Lovely Traquair House (above). Photos: Phyllis Richardson
There was a building here at least from 1107, when Alexander I of Scotland signed a royal charter at Traquair. The First Laird of Traquair was established in 1491. By the time Scott was living nearby he would have heard about Charles, the Fifth Earl of Traquair, who installed the 'Bear Gates' at the entry to the tree-lined avenue leading from the main road to the front of the house in 1738.
The 'Bear Gates' at Traquair.
In his first novel, Waverley, Scott described the Baron Bradwardine's beloved home Tully-Veolan as having gates, fountain and walls decorated with heraldic 'bears rampant', ie 'standing', as the ancient symbol of a 'noble lineage'. As a Catholic and a supporter of Prince Charles Edward Stuart (Bonnie Prince Charlie), the Fifth Earl had the gates 'firmly locked' in 1754, not to be opened again until 'a Stuart King was crooned in Lunnon'. In the novel, the Baron Bradwardine suffers the loss of Tully-Veolan because of his Jacobite tendencies. But that's after English troops billetted there have hacked down its ancient trees, burnt out its bartizans, and other 'accessaries [sic] of ancient distinction ... were treated with peculiar contumely'.

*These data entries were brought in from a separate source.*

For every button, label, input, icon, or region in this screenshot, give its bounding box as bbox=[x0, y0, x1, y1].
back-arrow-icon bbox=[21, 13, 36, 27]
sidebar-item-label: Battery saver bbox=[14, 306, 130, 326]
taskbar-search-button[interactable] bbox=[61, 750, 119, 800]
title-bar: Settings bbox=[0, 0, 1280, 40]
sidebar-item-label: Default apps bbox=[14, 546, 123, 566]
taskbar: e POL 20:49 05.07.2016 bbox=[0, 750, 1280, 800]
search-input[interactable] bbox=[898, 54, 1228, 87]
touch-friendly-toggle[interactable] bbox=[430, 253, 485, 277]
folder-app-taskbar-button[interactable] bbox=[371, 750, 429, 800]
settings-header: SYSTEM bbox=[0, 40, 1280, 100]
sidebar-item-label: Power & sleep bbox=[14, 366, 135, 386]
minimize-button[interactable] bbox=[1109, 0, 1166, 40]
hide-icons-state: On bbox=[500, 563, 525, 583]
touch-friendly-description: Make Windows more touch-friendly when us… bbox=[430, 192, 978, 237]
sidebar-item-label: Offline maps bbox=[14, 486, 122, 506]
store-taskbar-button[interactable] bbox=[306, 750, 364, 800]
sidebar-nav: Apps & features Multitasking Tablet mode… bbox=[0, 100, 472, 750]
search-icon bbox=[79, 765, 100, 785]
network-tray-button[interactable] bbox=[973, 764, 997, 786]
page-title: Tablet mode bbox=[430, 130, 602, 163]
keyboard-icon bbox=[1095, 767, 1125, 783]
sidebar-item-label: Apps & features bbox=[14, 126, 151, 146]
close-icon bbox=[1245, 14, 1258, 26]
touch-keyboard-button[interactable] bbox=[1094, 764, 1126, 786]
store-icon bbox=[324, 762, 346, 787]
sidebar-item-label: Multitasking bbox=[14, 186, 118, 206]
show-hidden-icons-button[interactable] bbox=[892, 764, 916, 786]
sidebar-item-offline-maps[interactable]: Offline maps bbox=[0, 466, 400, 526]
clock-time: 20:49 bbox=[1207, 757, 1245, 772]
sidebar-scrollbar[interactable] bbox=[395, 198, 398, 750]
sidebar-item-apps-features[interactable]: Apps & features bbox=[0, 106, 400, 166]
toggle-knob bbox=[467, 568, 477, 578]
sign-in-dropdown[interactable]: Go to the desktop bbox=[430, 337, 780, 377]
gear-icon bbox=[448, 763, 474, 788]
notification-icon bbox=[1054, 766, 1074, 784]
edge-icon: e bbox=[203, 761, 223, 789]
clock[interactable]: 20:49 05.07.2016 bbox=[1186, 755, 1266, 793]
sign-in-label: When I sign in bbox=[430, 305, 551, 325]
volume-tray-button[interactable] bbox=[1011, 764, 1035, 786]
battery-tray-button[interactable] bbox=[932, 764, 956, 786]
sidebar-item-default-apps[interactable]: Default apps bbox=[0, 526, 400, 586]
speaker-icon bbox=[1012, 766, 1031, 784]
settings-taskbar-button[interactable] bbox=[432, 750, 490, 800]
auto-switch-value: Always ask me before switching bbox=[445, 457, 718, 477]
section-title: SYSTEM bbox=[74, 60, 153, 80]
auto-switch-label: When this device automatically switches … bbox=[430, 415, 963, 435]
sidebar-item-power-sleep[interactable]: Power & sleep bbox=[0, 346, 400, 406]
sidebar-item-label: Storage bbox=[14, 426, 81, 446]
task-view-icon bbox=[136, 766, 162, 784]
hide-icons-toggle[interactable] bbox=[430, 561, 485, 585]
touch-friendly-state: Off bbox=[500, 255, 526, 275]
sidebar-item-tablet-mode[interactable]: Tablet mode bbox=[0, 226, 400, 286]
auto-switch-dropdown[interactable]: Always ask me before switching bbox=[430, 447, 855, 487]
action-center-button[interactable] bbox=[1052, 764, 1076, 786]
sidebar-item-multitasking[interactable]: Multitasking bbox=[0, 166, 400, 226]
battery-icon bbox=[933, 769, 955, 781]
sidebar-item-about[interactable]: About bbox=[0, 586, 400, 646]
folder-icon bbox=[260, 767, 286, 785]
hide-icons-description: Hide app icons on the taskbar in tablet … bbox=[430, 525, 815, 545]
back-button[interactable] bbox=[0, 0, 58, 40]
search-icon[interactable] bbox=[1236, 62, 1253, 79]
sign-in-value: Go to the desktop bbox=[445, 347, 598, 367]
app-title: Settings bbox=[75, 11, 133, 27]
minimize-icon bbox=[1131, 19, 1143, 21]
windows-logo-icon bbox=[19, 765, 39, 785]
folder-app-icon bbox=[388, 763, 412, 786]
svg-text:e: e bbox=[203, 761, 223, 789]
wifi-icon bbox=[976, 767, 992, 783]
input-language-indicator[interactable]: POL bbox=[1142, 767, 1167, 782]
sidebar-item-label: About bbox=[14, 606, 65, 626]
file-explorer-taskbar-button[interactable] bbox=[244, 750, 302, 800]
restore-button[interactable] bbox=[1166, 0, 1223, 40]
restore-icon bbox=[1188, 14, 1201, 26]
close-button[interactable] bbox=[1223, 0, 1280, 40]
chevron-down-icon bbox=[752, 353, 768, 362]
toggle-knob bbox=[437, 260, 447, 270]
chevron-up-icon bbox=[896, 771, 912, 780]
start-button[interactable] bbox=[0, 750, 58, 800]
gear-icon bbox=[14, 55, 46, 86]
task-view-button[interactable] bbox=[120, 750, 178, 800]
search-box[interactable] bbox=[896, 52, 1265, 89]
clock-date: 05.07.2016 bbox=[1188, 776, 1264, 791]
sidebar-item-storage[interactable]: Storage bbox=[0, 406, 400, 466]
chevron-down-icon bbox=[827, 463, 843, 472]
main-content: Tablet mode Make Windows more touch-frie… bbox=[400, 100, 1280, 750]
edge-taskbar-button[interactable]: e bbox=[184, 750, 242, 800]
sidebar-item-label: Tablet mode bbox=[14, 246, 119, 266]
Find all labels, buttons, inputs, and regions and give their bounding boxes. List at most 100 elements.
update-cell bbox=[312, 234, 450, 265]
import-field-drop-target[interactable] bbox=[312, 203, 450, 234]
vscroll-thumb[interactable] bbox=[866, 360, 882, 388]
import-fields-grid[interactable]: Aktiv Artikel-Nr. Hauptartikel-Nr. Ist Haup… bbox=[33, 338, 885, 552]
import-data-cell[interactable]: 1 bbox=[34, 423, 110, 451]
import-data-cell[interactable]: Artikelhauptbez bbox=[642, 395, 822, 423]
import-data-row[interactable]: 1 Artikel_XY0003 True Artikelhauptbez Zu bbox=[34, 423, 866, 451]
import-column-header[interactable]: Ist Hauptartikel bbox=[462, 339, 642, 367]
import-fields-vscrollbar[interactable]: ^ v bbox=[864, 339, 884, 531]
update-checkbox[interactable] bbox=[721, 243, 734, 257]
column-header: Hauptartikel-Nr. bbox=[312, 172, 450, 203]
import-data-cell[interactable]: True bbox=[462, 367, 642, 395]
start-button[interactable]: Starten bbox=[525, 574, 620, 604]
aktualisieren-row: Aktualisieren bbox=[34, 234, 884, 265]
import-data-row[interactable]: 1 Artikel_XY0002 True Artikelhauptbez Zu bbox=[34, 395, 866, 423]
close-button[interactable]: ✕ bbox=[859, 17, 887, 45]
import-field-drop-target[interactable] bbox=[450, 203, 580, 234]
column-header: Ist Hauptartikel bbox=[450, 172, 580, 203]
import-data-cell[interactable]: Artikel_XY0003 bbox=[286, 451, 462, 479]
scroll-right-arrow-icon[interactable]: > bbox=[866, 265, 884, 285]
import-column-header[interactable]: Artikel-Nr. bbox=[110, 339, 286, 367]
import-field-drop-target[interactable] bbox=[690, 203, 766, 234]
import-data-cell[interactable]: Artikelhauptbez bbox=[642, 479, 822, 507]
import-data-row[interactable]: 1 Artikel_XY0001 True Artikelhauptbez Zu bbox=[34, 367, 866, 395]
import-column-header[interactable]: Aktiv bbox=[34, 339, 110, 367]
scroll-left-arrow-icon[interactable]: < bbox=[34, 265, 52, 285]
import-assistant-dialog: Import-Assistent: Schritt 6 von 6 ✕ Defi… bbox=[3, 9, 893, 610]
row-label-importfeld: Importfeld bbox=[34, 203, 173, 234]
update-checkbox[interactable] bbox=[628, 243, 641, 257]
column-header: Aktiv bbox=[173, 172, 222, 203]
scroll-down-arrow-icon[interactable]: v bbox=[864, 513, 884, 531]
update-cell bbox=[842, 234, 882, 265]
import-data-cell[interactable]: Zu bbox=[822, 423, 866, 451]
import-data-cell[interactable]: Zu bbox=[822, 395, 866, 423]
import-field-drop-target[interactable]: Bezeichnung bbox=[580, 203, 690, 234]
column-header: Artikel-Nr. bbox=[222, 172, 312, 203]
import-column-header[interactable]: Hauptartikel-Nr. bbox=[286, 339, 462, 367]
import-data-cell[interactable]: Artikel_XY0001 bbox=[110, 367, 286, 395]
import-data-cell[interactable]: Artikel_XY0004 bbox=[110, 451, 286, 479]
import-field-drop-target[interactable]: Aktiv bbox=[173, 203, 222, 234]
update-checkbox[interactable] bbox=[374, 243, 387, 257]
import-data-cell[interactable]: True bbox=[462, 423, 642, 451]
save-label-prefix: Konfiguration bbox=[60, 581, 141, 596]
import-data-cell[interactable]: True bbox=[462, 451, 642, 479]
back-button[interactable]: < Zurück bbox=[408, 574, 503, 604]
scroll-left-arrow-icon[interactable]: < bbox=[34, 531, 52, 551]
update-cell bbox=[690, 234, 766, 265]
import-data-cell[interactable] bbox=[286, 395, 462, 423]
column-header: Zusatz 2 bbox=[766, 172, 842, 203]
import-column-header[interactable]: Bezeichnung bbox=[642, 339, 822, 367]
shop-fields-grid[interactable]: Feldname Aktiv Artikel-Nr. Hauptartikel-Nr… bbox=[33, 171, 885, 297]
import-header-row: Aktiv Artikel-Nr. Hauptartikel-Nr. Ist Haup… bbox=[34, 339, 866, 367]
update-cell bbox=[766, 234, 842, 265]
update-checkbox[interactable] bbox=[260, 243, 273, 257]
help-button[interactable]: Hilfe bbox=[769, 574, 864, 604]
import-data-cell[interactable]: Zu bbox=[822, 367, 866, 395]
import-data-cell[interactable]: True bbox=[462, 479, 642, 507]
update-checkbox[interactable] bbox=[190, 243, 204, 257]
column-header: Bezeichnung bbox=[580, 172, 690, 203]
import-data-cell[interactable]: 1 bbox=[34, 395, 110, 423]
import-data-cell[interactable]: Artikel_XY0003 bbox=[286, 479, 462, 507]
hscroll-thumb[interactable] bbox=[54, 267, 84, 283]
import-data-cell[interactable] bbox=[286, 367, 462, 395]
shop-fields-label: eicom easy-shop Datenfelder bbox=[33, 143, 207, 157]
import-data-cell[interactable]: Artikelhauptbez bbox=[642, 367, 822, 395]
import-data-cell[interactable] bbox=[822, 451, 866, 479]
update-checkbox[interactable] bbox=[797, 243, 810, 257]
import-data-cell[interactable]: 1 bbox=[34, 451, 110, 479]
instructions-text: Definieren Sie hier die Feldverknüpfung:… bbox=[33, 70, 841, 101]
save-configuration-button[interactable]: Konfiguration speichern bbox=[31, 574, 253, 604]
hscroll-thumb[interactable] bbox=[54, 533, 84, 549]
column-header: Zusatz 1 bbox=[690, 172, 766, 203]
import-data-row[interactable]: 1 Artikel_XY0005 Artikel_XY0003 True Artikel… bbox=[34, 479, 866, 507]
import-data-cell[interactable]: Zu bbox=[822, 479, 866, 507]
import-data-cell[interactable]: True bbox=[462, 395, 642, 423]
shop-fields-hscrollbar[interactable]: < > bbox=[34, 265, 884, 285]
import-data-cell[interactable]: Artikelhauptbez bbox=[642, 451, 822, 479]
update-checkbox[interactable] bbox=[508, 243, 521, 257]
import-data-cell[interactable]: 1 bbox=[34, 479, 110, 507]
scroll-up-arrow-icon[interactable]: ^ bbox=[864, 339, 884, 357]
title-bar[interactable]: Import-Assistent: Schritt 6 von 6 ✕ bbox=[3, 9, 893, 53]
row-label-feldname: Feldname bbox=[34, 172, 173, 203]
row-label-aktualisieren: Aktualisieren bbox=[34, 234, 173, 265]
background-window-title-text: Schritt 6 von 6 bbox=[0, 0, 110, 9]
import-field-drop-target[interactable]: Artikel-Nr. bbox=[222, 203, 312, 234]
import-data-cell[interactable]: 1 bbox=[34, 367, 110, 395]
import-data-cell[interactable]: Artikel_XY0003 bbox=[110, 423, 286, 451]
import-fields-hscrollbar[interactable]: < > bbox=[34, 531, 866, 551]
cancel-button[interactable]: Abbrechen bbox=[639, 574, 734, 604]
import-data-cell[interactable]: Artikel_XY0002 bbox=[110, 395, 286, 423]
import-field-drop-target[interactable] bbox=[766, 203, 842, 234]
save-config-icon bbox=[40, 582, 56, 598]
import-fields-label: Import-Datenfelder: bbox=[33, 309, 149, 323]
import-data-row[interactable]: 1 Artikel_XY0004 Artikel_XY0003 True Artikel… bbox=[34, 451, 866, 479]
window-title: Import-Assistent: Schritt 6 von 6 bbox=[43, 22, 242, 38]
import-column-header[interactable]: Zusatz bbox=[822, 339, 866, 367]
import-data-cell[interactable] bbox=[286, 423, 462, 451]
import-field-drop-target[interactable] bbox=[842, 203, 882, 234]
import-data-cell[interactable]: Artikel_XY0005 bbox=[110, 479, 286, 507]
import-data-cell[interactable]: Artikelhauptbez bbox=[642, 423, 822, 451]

Fortunately, Traquair was never treated with such 'contumely', and still stands, a very handsome and wonderfully well-kept fortified manor house, home to the 21st Lady of Traquair, Catherine Constable Maxwell Stuart, her husband and three children. The main areas of the house are open to the public and make a fascinating visit. When Edward Waverley says of Tully-Veolan that the 'solitude and repose of the whole scene seemed almost romantic' he could certainly have been speaking of Traquair, with its large courtyard, well pond, that long avenue and walled garden. There is another feature, of which not many houses can boast: a still viable secret stair leading from the third floor to a garden escape. Like the upper room at Osbaldistone Hall in Scott's later novel Rob Roy, the 'Priest's Room' at Traquair sits on the third floor next to the library and can be exited unobserved through a corner stair once hidden behind a book-case. Visitors are welcome to descend via this route, though not in dark by candle-light, as we imagine Scott's mysterious Father Vaughn taking leave of the lovely Diana Vernon. Traquair now hosts festivals and brews its own 'Bear Ale' in the eighteenth-century brew house, one of the oldest working breweries in Britain. But you'll still find the Bear Gates closed and locked.